High utility pattern mining using the maximal itemset property and lexicographic tree structures

  • Authors:
  • Ming-Yen Lin;Tzer-Fu Tu;Sue-Chen Hsueh

  • Affiliations:
  • Dept. of Information Engineering and Computer Science, Feng Chia University, 100, Wenhua Road, Xitun, Taichung 407, Taiwan, ROC;Dept. of Information Engineering and Computer Science, Feng Chia University, 100, Wenhua Road, Xitun, Taichung 407, Taiwan, ROC;Dept. of Information Management, Chaoyang University of Technology, 168, Gifeng E. Road, Wufeng, Taichung 413, Taiwan, ROC

  • Venue:
  • Information Sciences: an International Journal
  • Year:
  • 2012

Quantified Score

Hi-index 0.07

Visualization

Abstract

The problem of high utility mining is discovering all of the high utility itemsets in a transactional database. Most algorithms find high utility itemsets in two steps. The first step identifies all of the potential itemsets. The second step then determines the high utility itemsets from the set of potential itemsets. The large number of potential itemsets in the first step is generally the mining bottleneck. If we can reduce the number of potential itemsets, the mining performance can be improved significantly.
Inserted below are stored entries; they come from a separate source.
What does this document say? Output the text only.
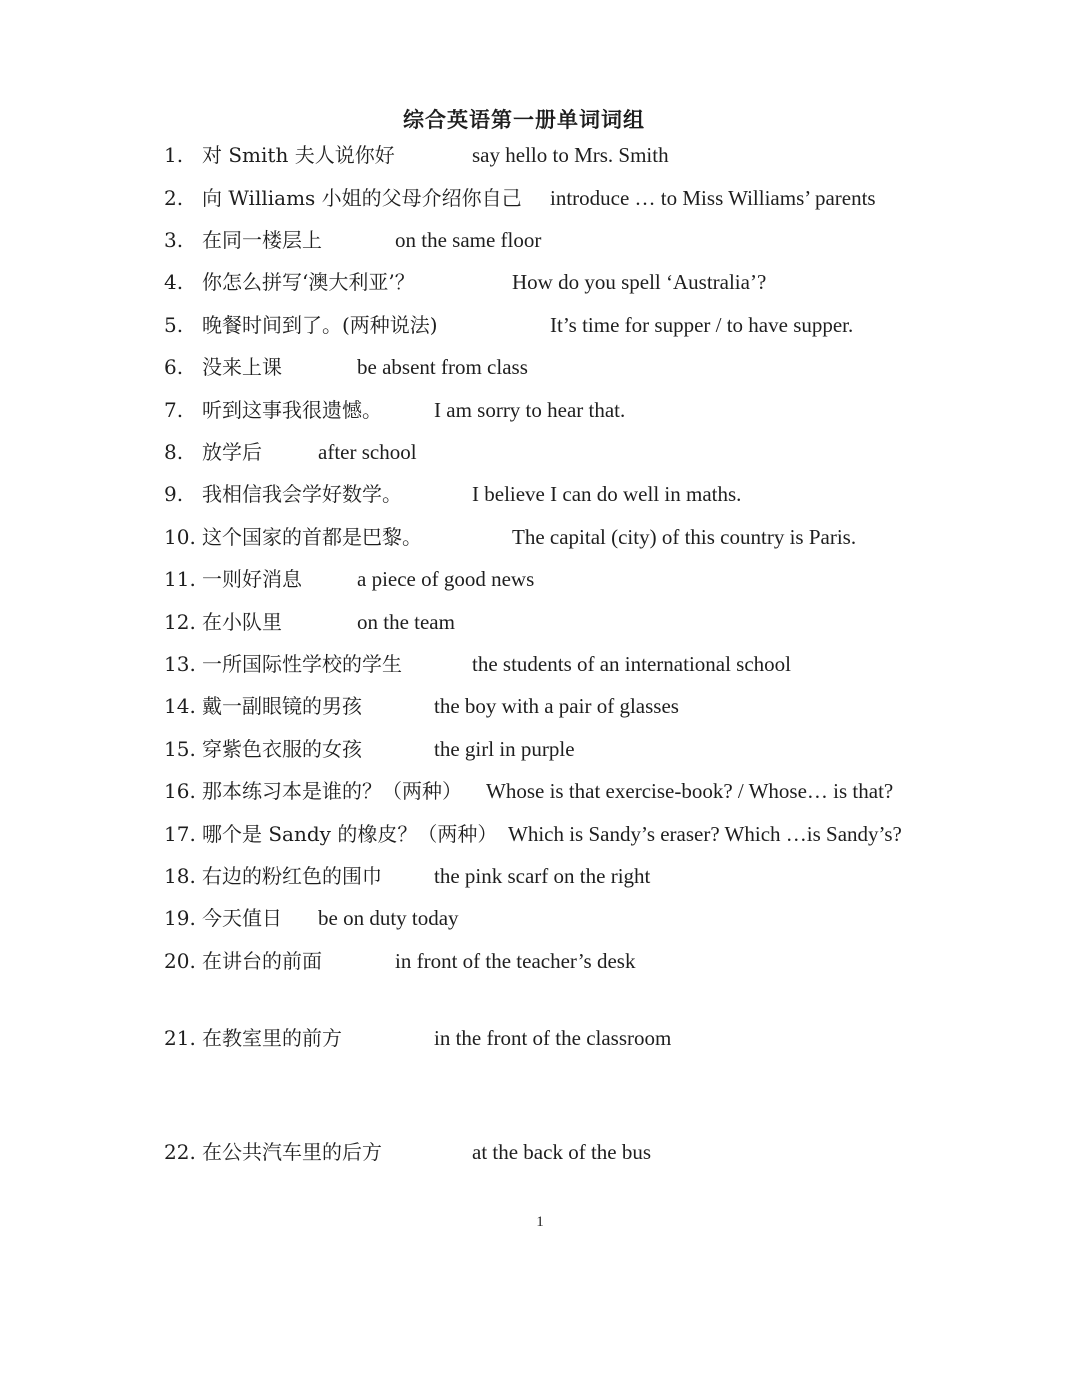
综合英语第一册单词词组
1. 对 Smith 夫人说你好	say hello to Mrs. Smith
2. 向 Williams 小姐的父母介绍你自己 introduce … to Miss Williams’ parents
3. 在同一楼层上	on the same floor
4. 你怎么拼写‘澳大利亚’？	How do you spell ‘Australia’?
5. 晚餐时间到了。(两种说法)	It’s time for supper / to have supper.
6. 没来上课	be absent from class
7. 听到这事我很遗憾。 I am sorry to hear that.
8. 放学后	after school
9. 我相信我会学好数学。	I believe I can do well in maths.
10. 这个国家的首都是巴黎。	The capital (city) of this country is Paris.
11. 一则好消息	a piece of good news
12. 在小队里	on the team
13. 一所国际性学校的学生	the students of an international school
14. 戴一副眼镜的男孩	the boy with a pair of glasses
15. 穿紫色衣服的女孩	the girl in purple
16. 那本练习本是谁的？（两种） Whose is that exercise-book? / Whose… is that?
17. 哪个是 Sandy 的橡皮？（两种） Which is Sandy’s eraser? Which …is Sandy’s?
18. 右边的粉红色的围巾 the pink scarf on the right
19. 今天值日 be on duty today
20. 在讲台的前面	in front of the teacher’s desk
21. 在教室里的前方	in the front of the classroom
22. 在公共汽车里的后方	at the back of the bus
1
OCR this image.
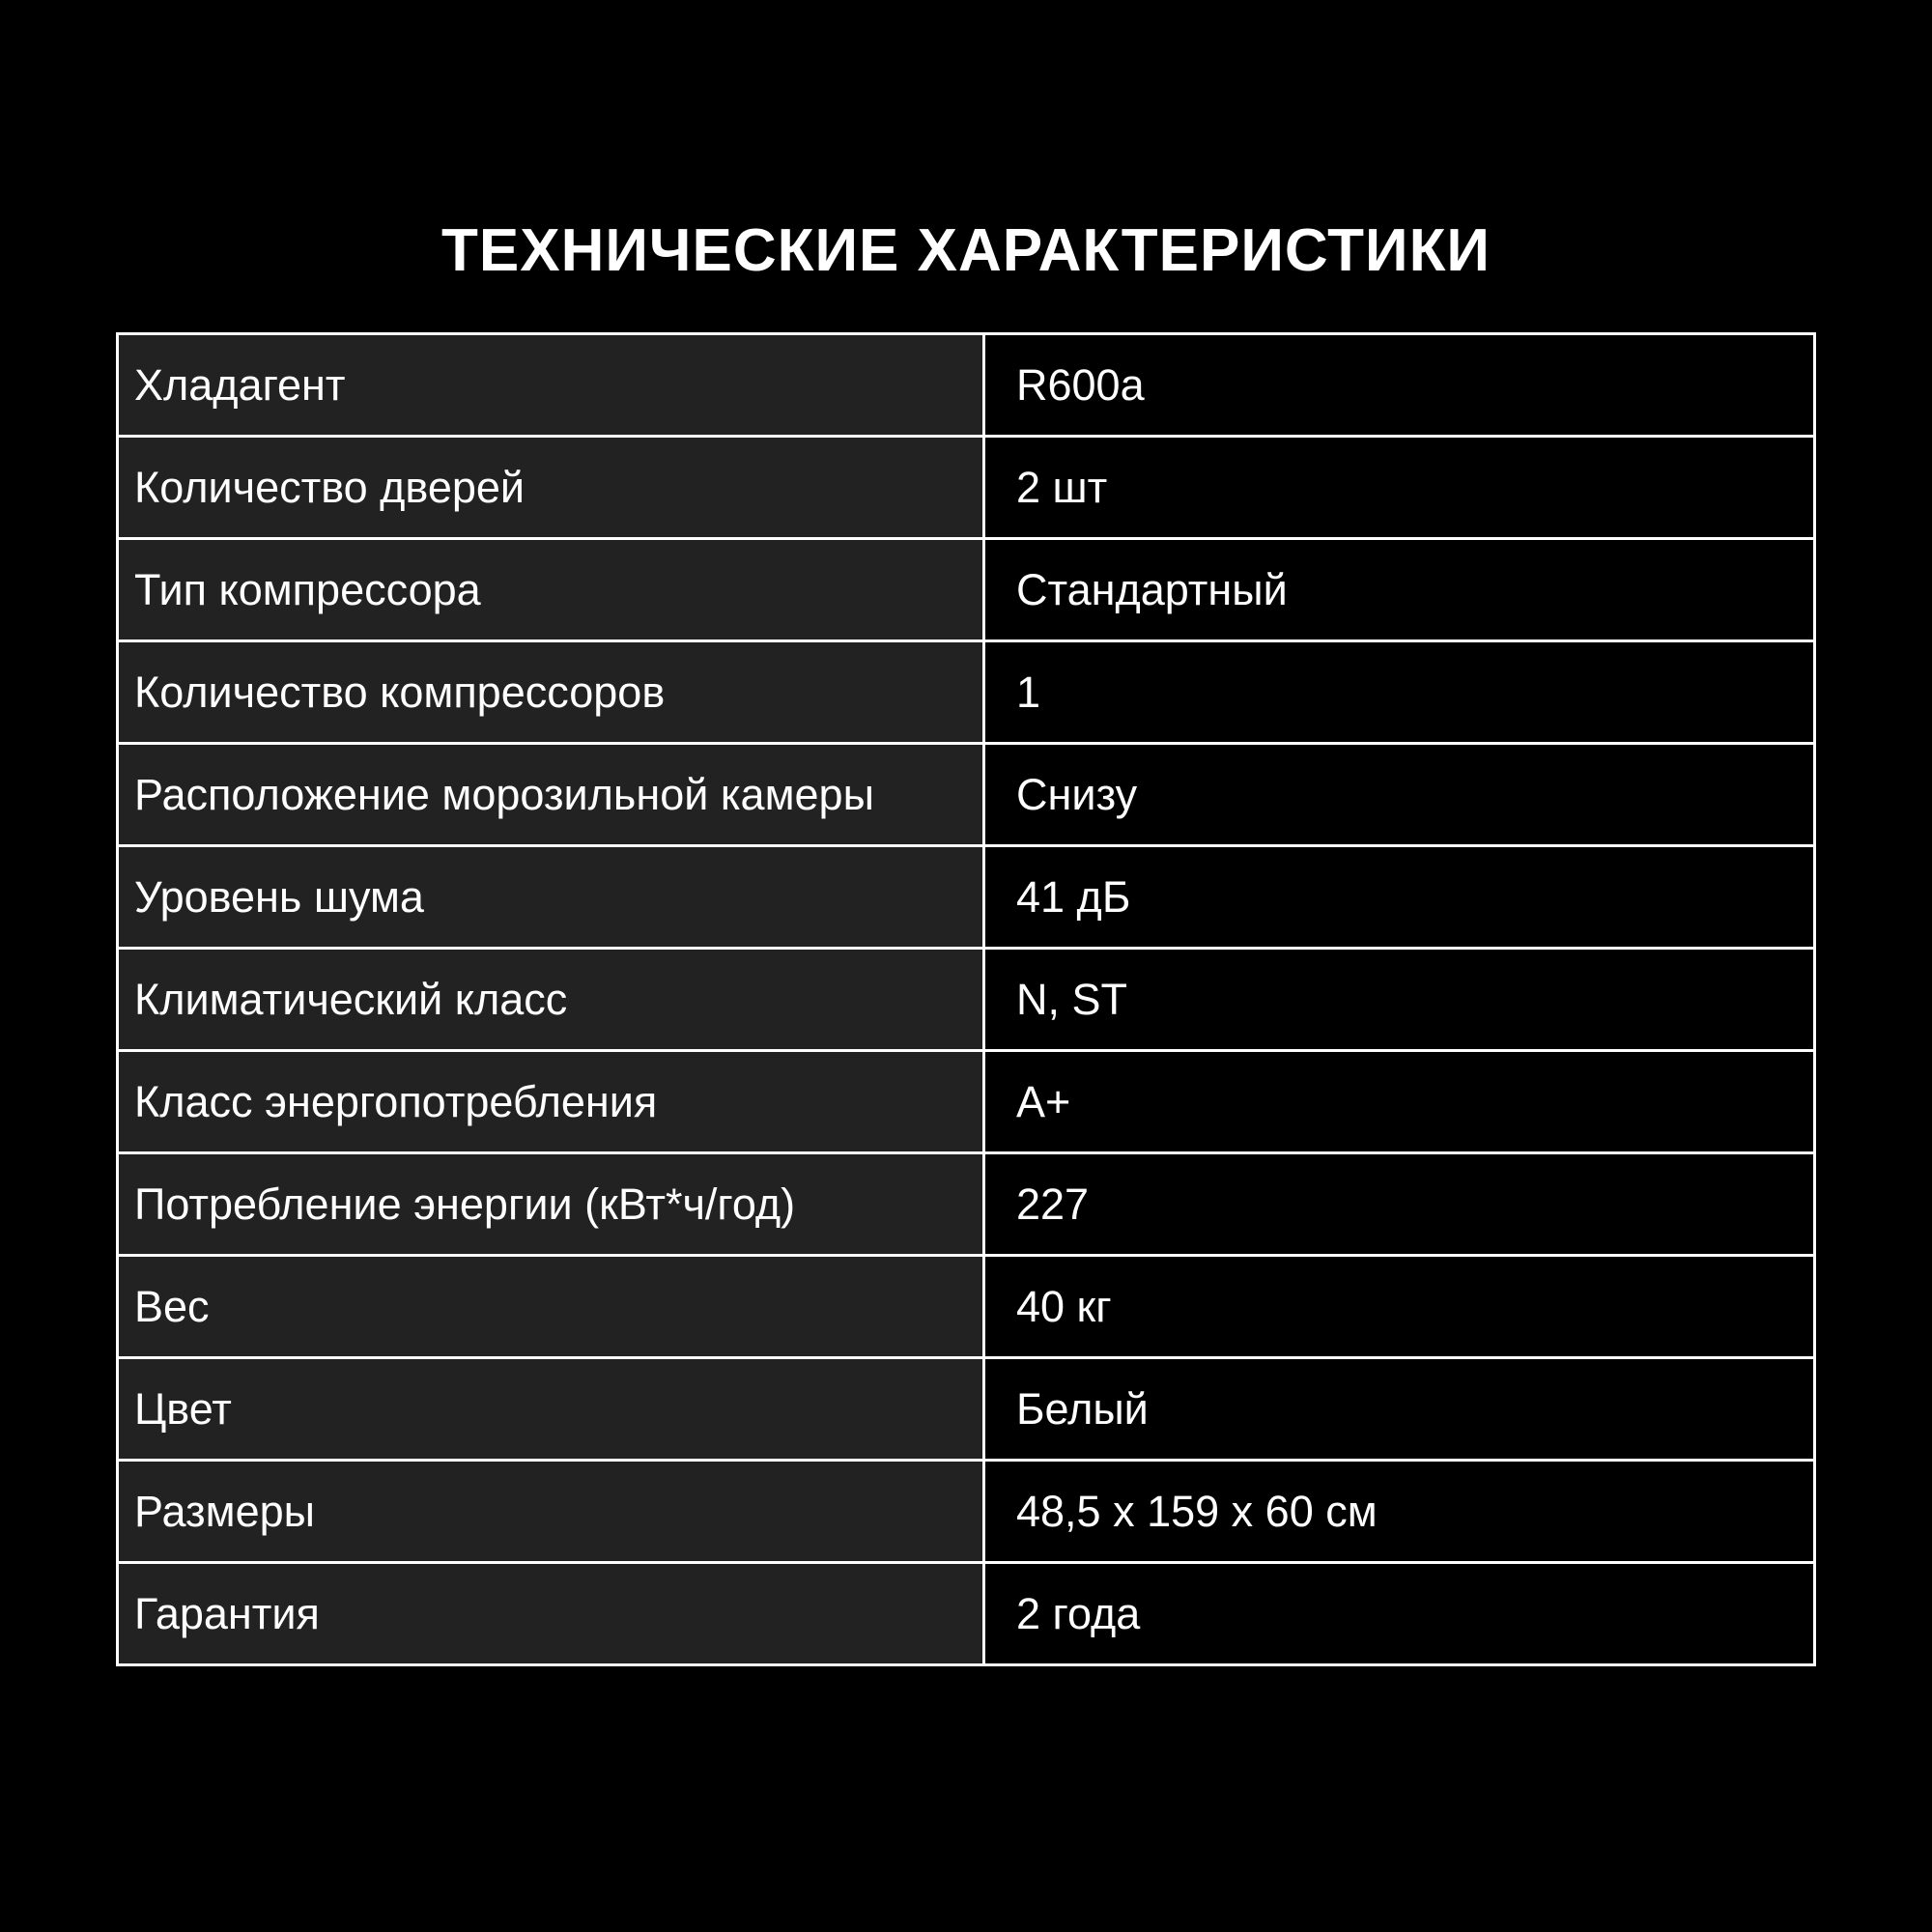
ТЕХНИЧЕСКИЕ ХАРАКТЕРИСТИКИ
Хладагент	R600a
Количество дверей	2 шт
Тип компрессора	Стандартный
Количество компрессоров	1
Расположение морозильной камеры	Снизу
Уровень шума	41 дБ
Климатический класс	N, ST
Класс энергопотребления	A+
Потребление энергии (кВт*ч/год)	227
Вес	40 кг
Цвет	Белый
Размеры	48,5 x 159 x 60 см
Гарантия	2 года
In this paper, we use a maximal itemset property and propose an algorithm called UMMI (high Utility Mining using the Maximal Itemset property) to significantly reduce the number of potential itemsets in the first step. In the second step, UMMI uses an effective lexicographic tree structure to determine all of the high utility itemsets. In general, UMMI outperforms all three of the previously used algorithms, including CTU-PRO, an optimized TWU-mining algorithm, and Two-Phase, in our experiments using synthetic datasets. On average, UMMI is 5, 3, and 7 times faster than CTU-PRO, TWU-mining, and Two-Phase, respectively. In a real data experiment, UMMI is 6 times faster than Two-Phase. The other two algorithms are not capable of completing the mining step in a reasonable amount of time. UMMI uses an approximately fixed amount of memory, which is generally less than the other algorithms for each mining. The experimental results show that the proposed algorithm can mine the high utility itemsets efficiently. In addition, UMMI is linearly scalable with respect to the number of transactions.